Whatever its faults, Flypaper finds itself amidst hectic ending of twist and turns that doesn’t want to stop, and it’s a shame that it does. With its brief 80-minute runtime, Rob Minkoff’s mini-heist still feels like it has something to give, and audiences probably would accept that bonus with open arms.
Shot digitally, Flypaper takes on an inconsistent appearance, and that’s not just referring to the pathetic smoothing applied to all close-ups of Ashley Judd. That’s just inexcusable, and no fault of this AVC encode. It doesn’t appear that the encode itself from IFC is responsible for much really, refraining from any interference short of some barely noticeable banding in the early going.
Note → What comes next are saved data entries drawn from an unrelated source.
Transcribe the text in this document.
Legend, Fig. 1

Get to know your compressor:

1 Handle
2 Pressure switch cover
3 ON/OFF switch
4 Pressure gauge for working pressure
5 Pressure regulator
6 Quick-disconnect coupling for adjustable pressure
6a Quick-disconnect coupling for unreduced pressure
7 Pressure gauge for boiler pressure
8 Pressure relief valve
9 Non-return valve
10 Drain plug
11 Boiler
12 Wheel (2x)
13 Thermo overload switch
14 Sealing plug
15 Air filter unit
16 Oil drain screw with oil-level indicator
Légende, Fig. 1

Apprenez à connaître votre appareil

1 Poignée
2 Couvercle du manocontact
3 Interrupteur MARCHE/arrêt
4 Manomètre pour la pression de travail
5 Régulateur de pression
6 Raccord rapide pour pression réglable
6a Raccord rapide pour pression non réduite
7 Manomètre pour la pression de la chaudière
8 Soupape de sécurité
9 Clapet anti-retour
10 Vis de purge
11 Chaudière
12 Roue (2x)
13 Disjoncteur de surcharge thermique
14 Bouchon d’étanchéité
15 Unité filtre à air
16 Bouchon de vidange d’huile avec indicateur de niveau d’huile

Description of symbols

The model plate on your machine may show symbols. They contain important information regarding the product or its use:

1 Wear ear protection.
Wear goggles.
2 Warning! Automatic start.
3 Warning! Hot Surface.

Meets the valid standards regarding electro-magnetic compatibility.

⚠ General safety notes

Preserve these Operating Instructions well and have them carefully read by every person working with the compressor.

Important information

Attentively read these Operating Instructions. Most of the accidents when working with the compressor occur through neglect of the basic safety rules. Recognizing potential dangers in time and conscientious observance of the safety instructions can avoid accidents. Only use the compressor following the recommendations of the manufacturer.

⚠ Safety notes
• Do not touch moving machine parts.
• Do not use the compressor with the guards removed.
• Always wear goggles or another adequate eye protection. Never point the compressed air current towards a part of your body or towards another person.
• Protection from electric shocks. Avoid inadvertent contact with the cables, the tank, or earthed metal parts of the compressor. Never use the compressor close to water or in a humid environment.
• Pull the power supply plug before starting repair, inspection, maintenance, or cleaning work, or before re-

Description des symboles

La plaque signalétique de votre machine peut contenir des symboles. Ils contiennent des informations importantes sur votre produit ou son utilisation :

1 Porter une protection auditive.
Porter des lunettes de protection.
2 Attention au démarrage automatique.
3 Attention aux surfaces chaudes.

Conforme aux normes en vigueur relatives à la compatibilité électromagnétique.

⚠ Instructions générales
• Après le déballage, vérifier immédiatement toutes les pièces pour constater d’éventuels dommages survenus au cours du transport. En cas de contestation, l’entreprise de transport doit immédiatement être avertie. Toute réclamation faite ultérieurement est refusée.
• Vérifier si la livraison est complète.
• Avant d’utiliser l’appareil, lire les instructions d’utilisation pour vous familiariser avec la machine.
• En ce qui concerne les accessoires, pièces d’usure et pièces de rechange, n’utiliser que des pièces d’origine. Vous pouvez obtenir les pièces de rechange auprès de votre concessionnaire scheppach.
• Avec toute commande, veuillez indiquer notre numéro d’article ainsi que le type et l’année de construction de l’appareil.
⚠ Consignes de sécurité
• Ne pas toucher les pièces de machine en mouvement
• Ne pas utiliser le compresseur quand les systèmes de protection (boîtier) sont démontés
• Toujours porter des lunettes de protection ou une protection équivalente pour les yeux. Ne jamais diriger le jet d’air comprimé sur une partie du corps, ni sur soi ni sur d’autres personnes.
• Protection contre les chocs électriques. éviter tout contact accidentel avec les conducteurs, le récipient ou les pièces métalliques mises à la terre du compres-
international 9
Crisp is an adjective that applies, Flypaper low on precision at times but stern on sharpness. The film opens on a master shot with a mild haze and distinctive bloom, settling down into its routine contrast soon after. Black levels hold a firm grip on the material, offering it exceptional depth without any lows. Shadow detail is appreciative too, the blacks keeping it intact.
There is a slight edgy quality to much of the mid-range, light ringing here, a mild halo there. Intrusive even if its to a slight degree, edges feel unnatural and impure, problematic when trying to present the scattered paper scattered about the main lobby. High contrast transitions are unkind, and the set allows for many of them.
Colors are faded for effect, arguably too dim for a comedic farce, but it’s the intended look. Flesh tones are a little pale and the stale bank interiors natural for a high-end financial institution. There’s not much pop to this one saturation wise, yet it also veers from modern Hollywood annoyances too, the palette consistent and unchanging.
For what amounts to a static, dialogue driven mystery, there’s a lot of gunfire to this one. Spacing is pleasant and the mixing is overall aggressive. This is a DTS-HD mix that doesn’t miss any chance to slip into the surrounds with force and clarity. Bullets carry a rapid traveling effect before slamming into their likely unintended target, thus creating a lively debris field. It’s balanced enough to capture that level of precision.
If bullets weren’t enough, Flypaper finds a reason to blow stuff up too, C4 hitting the sub with force. Less heavy thumps are accurately portrayed via a tightly wound low-end, always on call. It won’t add much to the firefights, but pops up when it needs to.
Dialogue could use a slight sprucing up, something to give it a little more life. The wide halls of the bank are perfect fodder for echoes that never really come, at least not enough to sell the effect. For a small, at times understated audio design though, this one still holds a spark.
Extras are filled with a dozen interviews, from the main cast to the crew. Each ranges from 10-20 minutes in length, while the lack of a “play all” option is a small irritation. A trailer marks the final bonus.